The tax, if approved by the voters next week, would potentially provide an estimated $900,00 to $1.2 million a year to housing funds. For fiscal 2015, $630,000 of funds was allotted to affordable housing from the city of Iowa City.

City Housing administrator Steven Rackis said the key is that 75 percent of this 10 percent is set aside for households set at or below 80 percent of median income.

This means, 80 percent of the people at or below the median income would receive aid from the funds.

Achenbach said this is something that has sparked a lot of discussion in the area.

“There’s been a lot of talk of there is not a definition of affordable housing but really for those of us working with it, it is housing that is affordable for a person in low to moderate income,” she said.

Housing should not exceed 30 percent of a person’s income, Achenbach said.

“The way that I see the local-option sales tax could be used … is the money could be used to incentivize developers to provide affordable housing,” she said.

Simon Andrew, the administrative analyst in the City Manager’s Office, said the funds would be distributed to local affordable-housing agencies that administer housing programs, as opposed to going to a single program.

This is something that would greatly aid these programs.

“We’re not aware of any dedicated stream of revenue for affordable housing,” he said. “It would be significant for affordable-housing programs in the city, as well as the fact that they can be used as leverage for other grants.”

Achenbach said this 10 percent is huge, because it would enable the Housing Trust Fund alone to supplement for state funding on existing projects.

“The city portion through the tax could mean almost double the amount for affordable housing activities,” she said. According to the Iowa City government website, federally funded programs are not affected by state property-tax reform and would therefore not receive revenue from this tax.

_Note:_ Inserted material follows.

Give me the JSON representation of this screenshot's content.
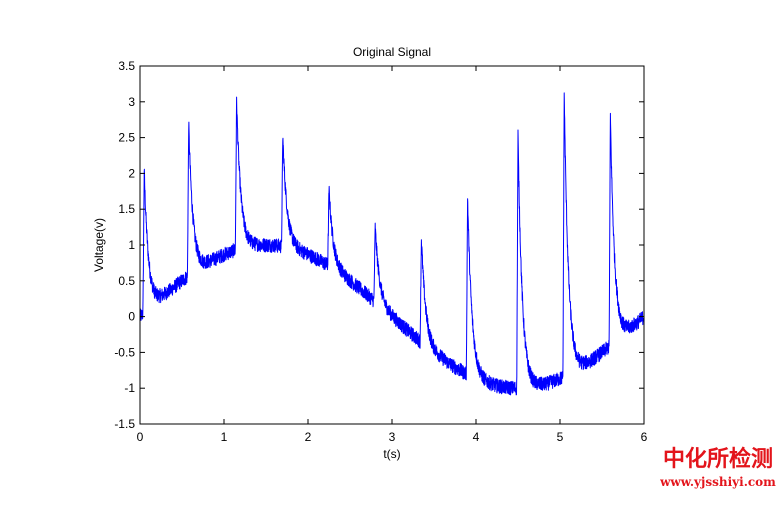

Rackis said while the details are yet to be ironed out, the Iowa City City Council would have control over where these funds go.

It could be for anything from down-payment programs, acquisition of affordable housing, or owner-occupied rehabilitation.

“The federal money we are receiving continues to shrink, and these funds can be used,” Rackis said. “It gives the opportunity to develop additional housing units, down-payment assistance [we’ve used] in the past, it could go into owner-occupied rehab; basically, it could be used for a lot of the programs the city has going and other local agencies can certainly participate.”

Achenbach said she is hopeful the tax will pass so the city can see these improvements come to fruition.

“I think it would be a great start toward it … but I think it’s never ending [because] it’s such a significant need in Johnson County,” she said.